Я гляжу, а матрос этот по палубе в кальсонах и в тельнике бегает. Волной его
заливает, бьет о лебедку, о трюма, как только за борт не смыло! «Хватайте его!»
— кричу. Навалились, схватили, а он орет, вырывается... Вечером немного утих,
пошел я на полубак. «Что с тобой?» — спрашиваю. «Знаете, — говорит, — товарищ
старпом, ребята надо мной издеваются». «Как же так?» — спрашиваю. «А так, —
говорит, — лягу на койку, а они снизу меня шилом колют, я с ними не могу, я
лучше за борт кинусь! Велите им меня не трогать!» Ну я
на ребят смотрю, кричу: вы это что же, тра-та-та, да вы как это смеете,
тра-та-та, да я вас, тра-та-та! А он радуется, язык им показывает. «Вот, —
говорю, — больше они не будут тебя колоть, будь спокоен, у нас на корабле
дисциплина!» А сам ребятам тихонько сказал, чтобы глаз с него не спускали.Еще два дня прошло, стало стихать. Встретился нам один
траулер, домой шел, связались мы с Мурманском, оттуда приказывают — на берег
его. Стали мы его пересаживать, а он не хочет. Ребята на хитрость пошли,
говорят ему тихонько: «Давай скорее на тот! Тот новый, а у этого полны трюма
воды, вот-вот дуба даст, потонет к чертям собачьим!» «А! — говорит, — тогда,
ребята, давайте, скорей давайте!» И покатил в Мурманск. А мы остались тресочку
ловить. Вот так!
— А что потом с ним стало, не знаешь? — спросил
я.
— Вылечился, опять плавает. Я его встречал,
хороший матрос.
— Да, — сказал я и закурил. — Давай выпьем!
В
ресторане было светло, шумно, хлопало шампанское, кто-то в углу орал, ругался,
его выводили. Музыканты играли себе, и скрипач, выворачивая белки, жадно глядел
на столики, и если встречал чей-нибудь взгляд, начинал восторженно улыбаться. А
музыка была грустная-грустная, гитарист, далеко растянув пальцы на грифе, глухо
брал аккорды, гитара его звучала, как электроорган, а пианист курил и откидывал
горькое свое лицо в темных очках.
— Тихо! — кричал за соседним столиком моряк. —
Шесть тысяч пятьсот женщин изменяют в минуту своим мужьям!

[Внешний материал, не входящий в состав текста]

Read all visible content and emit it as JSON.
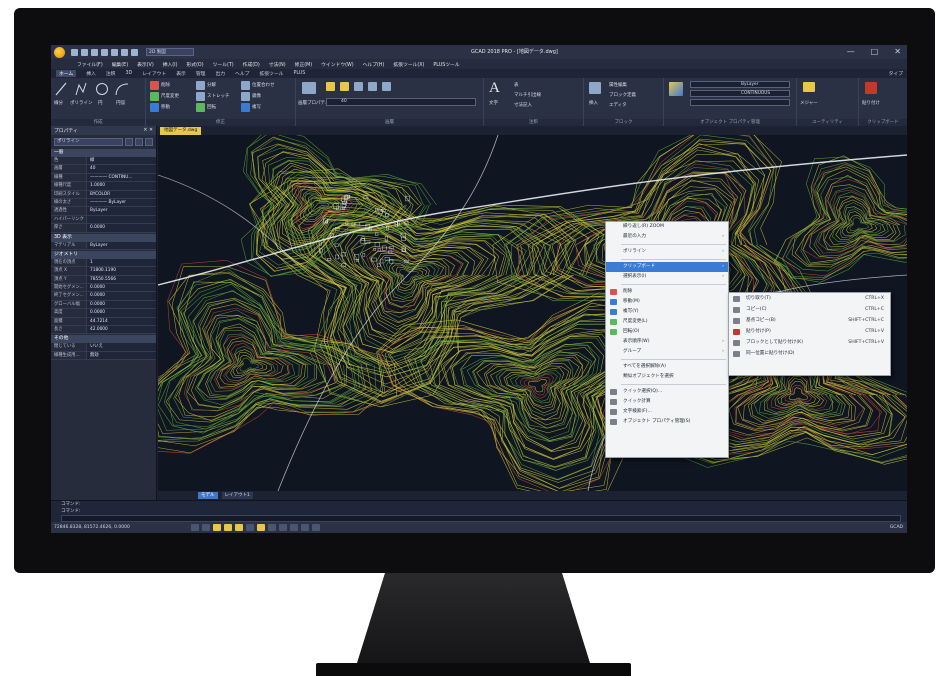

— Иди ты! — небрежно отвечали девочки. — А про
вас там написано? Ну? Давай!
Моряк
что-то прочел про себя, фыркнул, показал приятелю. Они загоготали,
переглядываясь...
— А мужики... Ху-ху-ху... Пятьдесят девять тысяч
в минуту!
— Ты помнишь, как мы с тобой познакомились? —
спросил внезапно мой друг.
И я
тотчас вспомнил Ленинград в декабре, туманно-морозные дни, солнце, красным
шаром проступающее сквозь туман, черно-серебряный по утрам Исаакий... И как мой
друг на другой день после знакомства приехал ко мне в гостиницу, был выпивши, весел, рассказывал, как прошел с караваном
малых сейнеров по Великому северному пути, как схватил ревмокардит и язву
желудка, и как, обманув врачей, опять плавает и что за баба у них буфетчица на
траулере. Потом мы еще выпили тут же у меня, потом он звонил своей подруге,
потащил меня к ней, приехали, и он сразу в шинели лег на пол и сказал: «Пой! А
я умру! И все». А подруга его много пела и любила петь, только голос у нее был
сиплый, а я смотрел на них и завидовал им. Он тогда веселый был, радостный, все
ждал чего-то замечательного, хоть и закрыли ему заграничную визу за какую-то
грандиозную драку в Мурманске в ресторане «Арктика». Да и я начинал только
плавать, говорил лишь о море, о Севере, имена Норденшельда, Нансена святые были
для меня имена. Еще бы не помнить — веселое было время! И
этот зимний Ленинград, его улицы, кафе, толкотня на Невском, пустота ночных
площадей, пар на каналами, снег на Медном всаднике, тихие пасмурные утра в
гостинице, когда тело звенит от сил и легкости, и спрашиваешь себя: «Что
мне сегодня предстоит такое хорошее?» И появление моего друга, уже неистового,
с одной мыслью: гулять, гулять, пить, ехать к приятелям, к женщинам. И мы
ехали, гуляли, много смеялись, кажется, все время смеялись, я хохотал, а друг
мой только скалился, хохотать он и тогда не умел — я тогда окончил мореходку и
начинал жить.
— А Наташку помнишь? — спросил мой друг, опуская
глаза.
Это
была его женщина, которая пела когда-то в зимнем Ленинграде.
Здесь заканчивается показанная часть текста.